I'm facing a peculiar situation.

I have a MPI program that creates 16 MPI processes as mpirun -np 16 a.out

Now I want all these 16 processes to run for a fixed time say 60 seconds after which they should all report their results to a common process (say the one with rank 0).

So I will be doing a gather from process with rank 0 after 60 seconds.
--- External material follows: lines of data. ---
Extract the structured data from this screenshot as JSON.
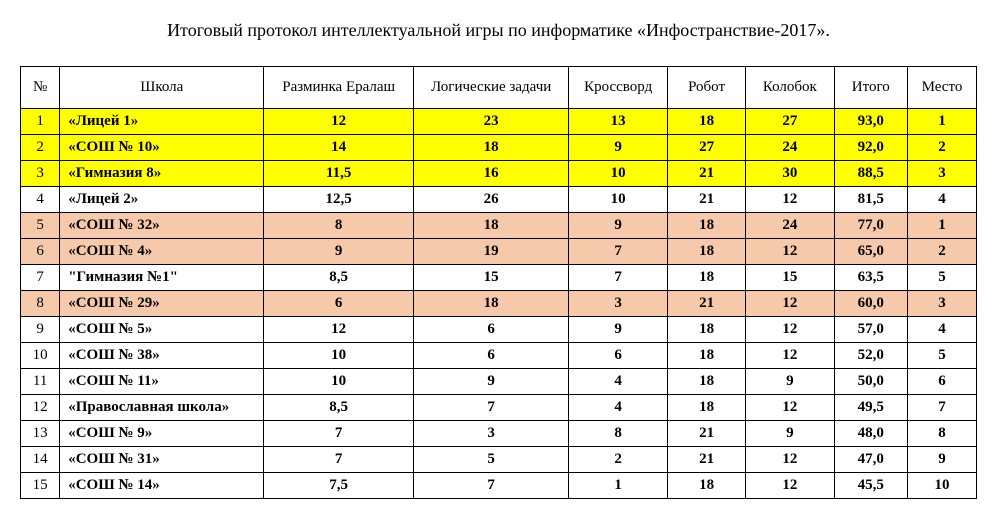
{
  "title": "Итоговый протокол интеллектуальной игры по информатике «Инфостранствие-2017».",
  "colors": {
    "yellow": "#ffff00",
    "peach": "#f6c9ab",
    "white": "#ffffff"
  },
  "columns": [
    "№",
    "Школа",
    "Разминка Ералаш",
    "Логические задачи",
    "Кроссворд",
    "Робот",
    "Колобок",
    "Итого",
    "Место"
  ],
  "rows": [
    {
      "n": "1",
      "school": "«Лицей 1»",
      "warmup": "12",
      "logic": "23",
      "cross": "13",
      "robot": "18",
      "kolobok": "27",
      "total": "93,0",
      "place": "1",
      "bg": "#ffff00"
    },
    {
      "n": "2",
      "school": "«СОШ № 10»",
      "warmup": "14",
      "logic": "18",
      "cross": "9",
      "robot": "27",
      "kolobok": "24",
      "total": "92,0",
      "place": "2",
      "bg": "#ffff00"
    },
    {
      "n": "3",
      "school": "«Гимназия 8»",
      "warmup": "11,5",
      "logic": "16",
      "cross": "10",
      "robot": "21",
      "kolobok": "30",
      "total": "88,5",
      "place": "3",
      "bg": "#ffff00"
    },
    {
      "n": "4",
      "school": "«Лицей 2»",
      "warmup": "12,5",
      "logic": "26",
      "cross": "10",
      "robot": "21",
      "kolobok": "12",
      "total": "81,5",
      "place": "4",
      "bg": "#ffffff"
    },
    {
      "n": "5",
      "school": "«СОШ № 32»",
      "warmup": "8",
      "logic": "18",
      "cross": "9",
      "robot": "18",
      "kolobok": "24",
      "total": "77,0",
      "place": "1",
      "bg": "#f6c9ab"
    },
    {
      "n": "6",
      "school": "«СОШ № 4»",
      "warmup": "9",
      "logic": "19",
      "cross": "7",
      "robot": "18",
      "kolobok": "12",
      "total": "65,0",
      "place": "2",
      "bg": "#f6c9ab"
    },
    {
      "n": "7",
      "school": "\"Гимназия №1\"",
      "warmup": "8,5",
      "logic": "15",
      "cross": "7",
      "robot": "18",
      "kolobok": "15",
      "total": "63,5",
      "place": "5",
      "bg": "#ffffff"
    },
    {
      "n": "8",
      "school": "«СОШ № 29»",
      "warmup": "6",
      "logic": "18",
      "cross": "3",
      "robot": "21",
      "kolobok": "12",
      "total": "60,0",
      "place": "3",
      "bg": "#f6c9ab"
    },
    {
      "n": "9",
      "school": "«СОШ № 5»",
      "warmup": "12",
      "logic": "6",
      "cross": "9",
      "robot": "18",
      "kolobok": "12",
      "total": "57,0",
      "place": "4",
      "bg": "#ffffff"
    },
    {
      "n": "10",
      "school": "«СОШ № 38»",
      "warmup": "10",
      "logic": "6",
      "cross": "6",
      "robot": "18",
      "kolobok": "12",
      "total": "52,0",
      "place": "5",
      "bg": "#ffffff"
    },
    {
      "n": "11",
      "school": "«СОШ № 11»",
      "warmup": "10",
      "logic": "9",
      "cross": "4",
      "robot": "18",
      "kolobok": "9",
      "total": "50,0",
      "place": "6",
      "bg": "#ffffff"
    },
    {
      "n": "12",
      "school": "«Православная школа»",
      "warmup": "8,5",
      "logic": "7",
      "cross": "4",
      "robot": "18",
      "kolobok": "12",
      "total": "49,5",
      "place": "7",
      "bg": "#ffffff"
    },
    {
      "n": "13",
      "school": "«СОШ № 9»",
      "warmup": "7",
      "logic": "3",
      "cross": "8",
      "robot": "21",
      "kolobok": "9",
      "total": "48,0",
      "place": "8",
      "bg": "#ffffff"
    },
    {
      "n": "14",
      "school": "«СОШ № 31»",
      "warmup": "7",
      "logic": "5",
      "cross": "2",
      "robot": "21",
      "kolobok": "12",
      "total": "47,0",
      "place": "9",
      "bg": "#ffffff"
    },
    {
      "n": "15",
      "school": "«СОШ № 14»",
      "warmup": "7,5",
      "logic": "7",
      "cross": "1",
      "robot": "18",
      "kolobok": "12",
      "total": "45,5",
      "place": "10",
      "bg": "#ffffff"
    }
  ]
}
Now, how do I ensure that all processes stop after 60 seconds?

Pseudocode:

/*All processes (except 0) are doing the following:*/
while (1) {
  MPI_Send (to process 0)
  MPI_Recv (from process 0)
}

/*Process 0 roughly does the following:*/
while(1) {
  MPI_Recv (from any other process)
  Process the request
  MPI_Send (back to clients)
}

/* After 60 seconds, stop all processes and gather results at Process 0. */
1. Catch a SIGALRM signal after 60 secs.
2. Do dummy MPI_Irecv(any source) to ensure that it any client blocking on MPI_Send() is woken up.
3. Now do an MPI_Send to all clients with a special value in buffer telling them to terminate.
4. MPI_gather from all clients.

Process 0 acts like a server and the rest are clients.
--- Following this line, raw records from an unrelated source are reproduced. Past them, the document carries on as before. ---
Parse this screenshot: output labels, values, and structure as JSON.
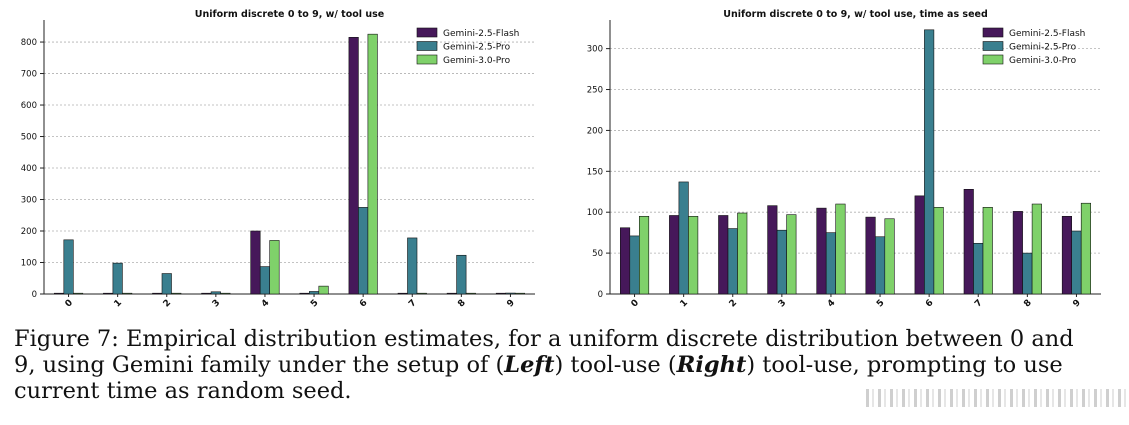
{
  "chart_data": [
    {
      "type": "bar",
      "title": "Uniform discrete 0 to 9, w/ tool use",
      "categories": [
        "0",
        "1",
        "2",
        "3",
        "4",
        "5",
        "6",
        "7",
        "8",
        "9"
      ],
      "ylim": [
        0,
        870
      ],
      "yticks": [
        0,
        100,
        200,
        300,
        400,
        500,
        600,
        700,
        800
      ],
      "grid": "horizontal dotted",
      "legend": "top-right",
      "series": [
        {
          "name": "Gemini-2.5-Flash",
          "color": "#46185a",
          "values": [
            0,
            0,
            0,
            0,
            200,
            0,
            815,
            0,
            0,
            0
          ]
        },
        {
          "name": "Gemini-2.5-Pro",
          "color": "#3a7f8f",
          "values": [
            172,
            98,
            65,
            7,
            87,
            8,
            275,
            178,
            123,
            3
          ]
        },
        {
          "name": "Gemini-3.0-Pro",
          "color": "#7fd16a",
          "values": [
            0,
            0,
            0,
            0,
            170,
            25,
            825,
            0,
            0,
            0
          ]
        }
      ]
    },
    {
      "type": "bar",
      "title": "Uniform discrete 0 to 9, w/ tool use, time as seed",
      "categories": [
        "0",
        "1",
        "2",
        "3",
        "4",
        "5",
        "6",
        "7",
        "8",
        "9"
      ],
      "ylim": [
        0,
        335
      ],
      "yticks": [
        0,
        50,
        100,
        150,
        200,
        250,
        300
      ],
      "grid": "horizontal dotted",
      "legend": "top-right",
      "series": [
        {
          "name": "Gemini-2.5-Flash",
          "color": "#46185a",
          "values": [
            81,
            96,
            96,
            108,
            105,
            94,
            120,
            128,
            101,
            95
          ]
        },
        {
          "name": "Gemini-2.5-Pro",
          "color": "#3a7f8f",
          "values": [
            71,
            137,
            80,
            78,
            75,
            70,
            323,
            62,
            50,
            77
          ]
        },
        {
          "name": "Gemini-3.0-Pro",
          "color": "#7fd16a",
          "values": [
            95,
            95,
            99,
            97,
            110,
            92,
            106,
            106,
            110,
            111
          ]
        }
      ]
    }
  ],
  "caption": {
    "line1": "Figure 7: Empirical distribution estimates, for a uniform discrete distribution between 0 and",
    "line2_a": "9, using Gemini family under the setup of (",
    "line2_left": "Left",
    "line2_b": ") tool-use (",
    "line2_right": "Right",
    "line2_c": ") tool-use, prompting to use",
    "line3": "current time as random seed."
  }
}
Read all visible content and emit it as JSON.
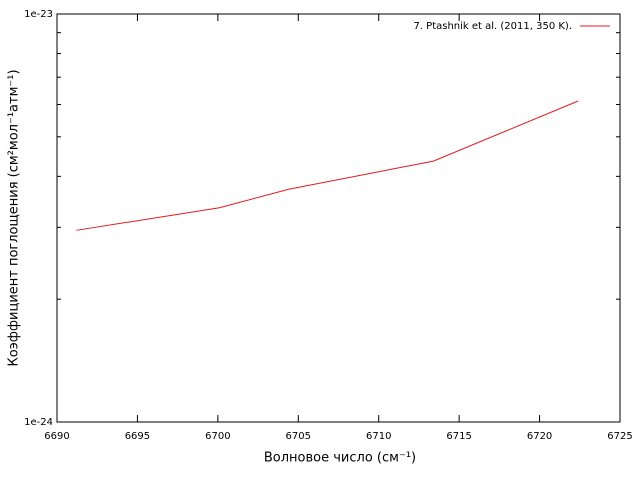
{
  "chart_data": {
    "type": "line",
    "xlabel": "Волновое число (см⁻¹)",
    "ylabel": "Коэффициент поглощения (см²мол⁻¹атм⁻¹)",
    "x": [
      6691.2,
      6700.1,
      6704.4,
      6713.4,
      6722.4
    ],
    "series": [
      {
        "name": "7. Ptashnik et al. (2011, 350 K).",
        "color": "#e41a1c",
        "values": [
          2.95e-24,
          3.35e-24,
          3.72e-24,
          4.36e-24,
          6.12e-24
        ]
      }
    ],
    "xlim": [
      6690,
      6725
    ],
    "xticks": [
      6690,
      6695,
      6700,
      6705,
      6710,
      6715,
      6720,
      6725
    ],
    "ylim": [
      1e-24,
      1e-23
    ],
    "yticks": [
      1e-24,
      1e-23
    ],
    "yminorticks": [
      2e-24,
      3e-24,
      4e-24,
      5e-24,
      6e-24,
      7e-24,
      8e-24,
      9e-24
    ],
    "ylog": true,
    "legend": "top-right"
  }
}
I tried using signal handling (SIGALRM) but the documentation says that signal handling is unsafe with MPI.

If signals cannot be used, then how do we handle this?

2
I have been through the above link. I'm catching SIGALRM signal on Process 0 after 60 secs. But, the program randomly deadlocks (some time it works). I'm not sure what's actually happening.paratrooper
You can broadcast the date of the conference in advance using MPI_Bcast() and then let each processor care for his own time table. Just like in real life... Oups, I forgot I had a MPI_Reduce() today !francis
The link tells you Using signals in your MPI application in general is not safe., you still ask why you are having troubles when using signals?Zulan
I know that signals aren't safe but I'm not sure why using signals isn't safe. And if we can't use signals, then how do we handle this scenario?paratrooper

2 Answers

1
votes

I believe it was demonstrated by Leslie Lamport that there is no absolute time in a distributed system. Analogous to special relativity, each process has a relative time from its own standpoint. That said, if you want to stop approximately 60 seconds after the program start (from an external observer standpoint), only one process should monitor the clock and decide to stop.
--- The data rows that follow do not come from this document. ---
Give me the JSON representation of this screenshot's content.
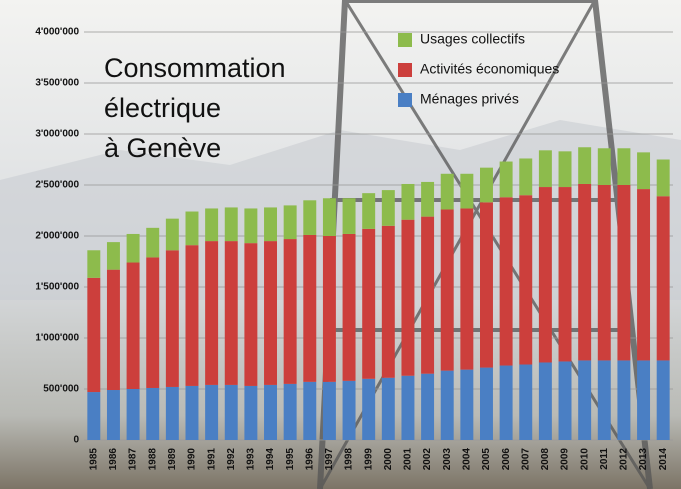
{
  "chart_data": {
    "type": "stacked-bar",
    "title": [
      "Consommation",
      "électrique",
      "à Genève"
    ],
    "categories": [
      "1985",
      "1986",
      "1987",
      "1988",
      "1989",
      "1990",
      "1991",
      "1992",
      "1993",
      "1994",
      "1995",
      "1996",
      "1997",
      "1998",
      "1999",
      "2000",
      "2001",
      "2002",
      "2003",
      "2004",
      "2005",
      "2006",
      "2007",
      "2008",
      "2009",
      "2010",
      "2011",
      "2012",
      "2013",
      "2014"
    ],
    "series": [
      {
        "name": "Ménages privés",
        "color": "#4a7fc4",
        "values": [
          470000,
          490000,
          500000,
          510000,
          520000,
          530000,
          540000,
          540000,
          530000,
          540000,
          550000,
          570000,
          570000,
          580000,
          600000,
          610000,
          630000,
          650000,
          680000,
          690000,
          710000,
          730000,
          740000,
          760000,
          770000,
          780000,
          780000,
          780000,
          780000,
          780000
        ]
      },
      {
        "name": "Activités économiques",
        "color": "#cc3f3c",
        "values": [
          1120000,
          1180000,
          1240000,
          1280000,
          1340000,
          1380000,
          1410000,
          1410000,
          1400000,
          1410000,
          1420000,
          1440000,
          1430000,
          1440000,
          1470000,
          1490000,
          1530000,
          1540000,
          1580000,
          1580000,
          1620000,
          1650000,
          1660000,
          1720000,
          1710000,
          1730000,
          1720000,
          1720000,
          1680000,
          1610000
        ]
      },
      {
        "name": "Usages collectifs",
        "color": "#8dbb4c",
        "values": [
          270000,
          270000,
          280000,
          290000,
          310000,
          330000,
          320000,
          330000,
          340000,
          330000,
          330000,
          340000,
          370000,
          350000,
          350000,
          350000,
          350000,
          340000,
          350000,
          340000,
          340000,
          350000,
          360000,
          360000,
          350000,
          360000,
          360000,
          360000,
          360000,
          360000
        ]
      }
    ],
    "ylim": [
      0,
      4000000
    ],
    "yticks": [
      0,
      {
        "value": 500000,
        "label": "500'000"
      },
      {
        "value": 1000000,
        "label": "1'000'000"
      },
      {
        "value": 1500000,
        "label": "1'500'000"
      },
      {
        "value": 2000000,
        "label": "2'000'000"
      },
      {
        "value": 2500000,
        "label": "2'500'000"
      },
      {
        "value": 3000000,
        "label": "3'000'000"
      },
      {
        "value": 3500000,
        "label": "3'500'000"
      },
      {
        "value": 4000000,
        "label": "4'000'000"
      }
    ],
    "grid": true,
    "legend": "top-right"
  }
}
Considering what you said, process 0 seems to be the ideal candidate to do so. Since you can't use SIGALARM (and I don't believe any other asynchronous method is really appropriate for a tightly synchronous MPI application like yous), my suggestion is to check the system time right after MPI_Recv from your process 0. Subtract time now with the time that process started, if it is greater than 60, process 0 signal to all other processes to stop, via MPI_Send.

EDIT: Now I understood that process 0 responds to each request individually, the procedure should be a little different.

After each MPI_Recv on process 0, check if 60 seconds has elapsed since the beginning of execution. If did, respond current client process to quit, then break out of the loop, and do something like this:

for(int i = 2; i < 16; ++i) {
    MPI_Status s;
    MPI_Recv(buf, count, datatype, MPI_ANY, tag, comm, &s);

    MPI_Send(message_to_quit, count, datatype, s.MPI_SOURCE, tag, comm);
}

This way, process 0 will wait and signal for every other process to quit, before itself quitting.

0
votes

The suggestion given by Ivella has worked. Except that I had to do one more change.

In process 0:

After 60 seconds expiry (computed using gettimeofday) break the while loop and do the following:

  1. Enter into another loop for about 5 seconds where Process 0 would continuously probe using MPI_Iprobe to check whether any client is waiting on MPI_Send.

  2. If MPI_Iprobe sets the flag to true, then issue an MPI_Recv from process 0 to ensure that all clients now come out of MPI_Send and are waiting for a response on MPI_Recv.

  3. At this time, send a special character to each client announcing termination.

  4. Now all processes execute MPI_Reduce with target set to process 0 after which they all terminate.

Pseudocode after 60 seconds expiry:

timeout = 5 secs

while (time < timeout) {

   MPI_Iprobe(any_source, flag,...)

   /*this is to ensure that all waiting clients are unblocked from MPI_Send*/
   if (flag != 0) {
       MPI_Recv(status.MPI_SOURCE);
   }
}

Now, issue MPI_Send to all clients announcing termination, followed by MPI_Reduce (or gather) and exit.